By Srishti Roy
An old man stood on the edge of the abyss of Time, looking into the Sun. His frail hands trembled as they gripped a gold-tipped cane which held him steady. His face, a map of wrinkles and spots, glowed with the light of the star. His eyes seemed to sparkle with an inner light that intrigued me. I stood next to him, watching the sun’s descent.
“I made her, you know,” he whispered, sounding awed by his own voice, and his own creation. His voice felt like a forest; trembling like the trees blowing in the wind, and scratchy like the sound of animals moving through the thrushes, foraging for prey at night. “I cradled her in my arms, my only daughter. She was such a small child, so innocent. I did not think she would survive.”

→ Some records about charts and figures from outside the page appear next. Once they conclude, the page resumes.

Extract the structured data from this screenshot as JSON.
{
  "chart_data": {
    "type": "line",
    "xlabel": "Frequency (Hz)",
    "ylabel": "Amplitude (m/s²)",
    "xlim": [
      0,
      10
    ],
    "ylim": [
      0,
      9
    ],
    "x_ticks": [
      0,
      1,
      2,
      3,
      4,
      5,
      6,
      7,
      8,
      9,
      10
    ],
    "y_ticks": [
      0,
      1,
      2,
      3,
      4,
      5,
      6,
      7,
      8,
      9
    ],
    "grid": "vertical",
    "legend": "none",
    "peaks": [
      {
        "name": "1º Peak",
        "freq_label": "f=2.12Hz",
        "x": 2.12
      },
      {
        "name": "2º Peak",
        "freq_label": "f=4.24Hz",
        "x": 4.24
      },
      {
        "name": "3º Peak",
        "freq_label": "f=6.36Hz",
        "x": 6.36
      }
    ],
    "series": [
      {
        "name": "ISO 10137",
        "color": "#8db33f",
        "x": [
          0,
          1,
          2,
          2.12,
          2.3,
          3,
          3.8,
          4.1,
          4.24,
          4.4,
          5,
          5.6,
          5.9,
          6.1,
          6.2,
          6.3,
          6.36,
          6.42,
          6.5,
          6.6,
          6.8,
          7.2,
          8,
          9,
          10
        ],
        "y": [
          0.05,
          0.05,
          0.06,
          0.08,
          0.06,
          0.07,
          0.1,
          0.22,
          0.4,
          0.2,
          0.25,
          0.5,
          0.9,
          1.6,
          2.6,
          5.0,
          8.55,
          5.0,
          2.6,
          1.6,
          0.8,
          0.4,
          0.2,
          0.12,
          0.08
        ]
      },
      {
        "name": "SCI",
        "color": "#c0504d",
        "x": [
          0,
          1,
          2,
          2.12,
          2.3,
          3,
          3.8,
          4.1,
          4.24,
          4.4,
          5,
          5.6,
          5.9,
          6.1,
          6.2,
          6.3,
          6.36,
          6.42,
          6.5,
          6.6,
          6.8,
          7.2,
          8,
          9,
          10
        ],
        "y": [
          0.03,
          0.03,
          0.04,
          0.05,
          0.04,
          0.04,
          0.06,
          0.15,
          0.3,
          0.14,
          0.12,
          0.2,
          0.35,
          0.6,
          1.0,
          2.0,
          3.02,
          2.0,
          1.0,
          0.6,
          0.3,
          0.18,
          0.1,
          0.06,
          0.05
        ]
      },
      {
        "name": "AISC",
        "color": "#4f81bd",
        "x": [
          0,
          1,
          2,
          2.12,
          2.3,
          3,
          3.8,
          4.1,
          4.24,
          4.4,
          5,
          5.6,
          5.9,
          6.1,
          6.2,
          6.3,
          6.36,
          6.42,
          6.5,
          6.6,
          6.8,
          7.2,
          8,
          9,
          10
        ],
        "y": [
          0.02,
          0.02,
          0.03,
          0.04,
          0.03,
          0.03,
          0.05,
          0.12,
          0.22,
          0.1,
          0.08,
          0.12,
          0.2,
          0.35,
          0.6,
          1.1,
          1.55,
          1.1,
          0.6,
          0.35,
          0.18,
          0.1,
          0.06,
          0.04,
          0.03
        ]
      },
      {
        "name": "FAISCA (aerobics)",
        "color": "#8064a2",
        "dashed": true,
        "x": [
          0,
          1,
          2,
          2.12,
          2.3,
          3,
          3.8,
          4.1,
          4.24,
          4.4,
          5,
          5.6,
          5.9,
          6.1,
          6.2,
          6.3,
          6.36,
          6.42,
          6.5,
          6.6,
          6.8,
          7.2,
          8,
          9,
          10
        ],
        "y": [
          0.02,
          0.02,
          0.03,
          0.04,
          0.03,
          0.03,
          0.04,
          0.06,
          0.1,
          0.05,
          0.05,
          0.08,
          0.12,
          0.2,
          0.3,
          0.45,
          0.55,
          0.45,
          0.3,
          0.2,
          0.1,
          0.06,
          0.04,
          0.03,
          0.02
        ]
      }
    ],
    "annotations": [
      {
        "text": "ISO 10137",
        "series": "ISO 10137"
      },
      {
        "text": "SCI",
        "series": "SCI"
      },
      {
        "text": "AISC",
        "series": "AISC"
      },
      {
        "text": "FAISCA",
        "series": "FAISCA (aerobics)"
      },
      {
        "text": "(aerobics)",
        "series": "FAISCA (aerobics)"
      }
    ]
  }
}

The Sun, the epitome of strength in our world, was once a frail child. She, who spread her gold to the land, gifting all with her light, bold and beautiful, was once a tiny flame held in his arms. She, who ignited the last vestiges of autumnal beauty, who glowed as bright as the fire in the hearths of the Earth, who brought life to the land, was once brought to life by a father, just like us. The thought was both frightening and humbling. I asked him to continue.
“The world was a cruel and dark place, son. The world takes her for granted ; she is your hero. You depend upon her, and she is a dutiful daughter.”
But how did he create her, I asked. The Sun was our goddess, and to create a goddess one had to be a Titan. Was he an immortal?
The Father of the Sun laughed. “I am no God, nor any Titan. I am but a simple man, and through my anger and folly, I fashioned a ball of fire. I felt her heat, her warmth, and her joy. Happiness created from a wisp of fury. However, no daughter wants to know the reason to her birth, and thus I kept her original progenitor away from her. Fury, Anger and Sadness were stowed away, deep in the folds of my heart, for I could not bear to take away her innocence, her purity. I felt her warmth and joy overflow from her, enticing everyone she met, animate and inanimate. I heard the notes of laughter bubble out of her, spilling over everything, and the land she passed over smelt better, with little things sprouting under my feet as I ran with her, feeling her warmth in my heart. I knew her and she knew me ; we were one.”
The last part of his memory was uttered with melancholia, laced with sadness and nostalgia. It was said with the feeling of a man who knows his glory days are over. I turned to look at him ; he was still facing her, his face now aglow with her receding red rays.
“She was always fast ; I just never envisioned a day when she was faster than me, so fast that she raced past me, into a new world. She forgot all about me, her father who was still running after her. Sometimes I felt her behind me, but she would move on past me indifferently. She could not hear me shout after her to slow down, to turn around and at the very least acknowledge me, but she never heard my desperate pleas. I cried and ran behind her for centuries, but I never found her. A father, running after his daughter for hundreds of years, just waiting to be acknowledged. How cruel! To think of what I sacrificed for her are things only a father can do.”
I stood still in shock. Our goddess, the saviour of life, could not even recognize her own father? I looked at the dying embers of twilight, stretching across the sky. I felt a strange sense of shame and sadness coursing through me. Suddenly, the world was cloaked in black. It seemed that the Sun had left him again.
His face, with its deep lines of fatigue and old age, crinkled as he smiled. “But finally, I have found her. She is in front of me, waiting. She can see me, she feels me, and any moment she will call out to me.”
I turned. His face was still in the same position, looking at the same place where she was earlier. “She has gone, can’t you see?” I asked him, thinking he was delusional from his memories. He turned to me, his eyes queer and glassy, without focusing on me. He laughed ; it was a hollow, maniacal sound, as though he was a mad man. He furrowed his brow and smiled, his teeth a gruesome yellow. I looked into his eyes again, and found him staring away from me, his glassy eyes nodding in that direction as he talked to me. He did not look at me…he could not look at me.
I took a step back, horrified.
“Has she gone already? My son, what do you think I sacrificed by looking into her light?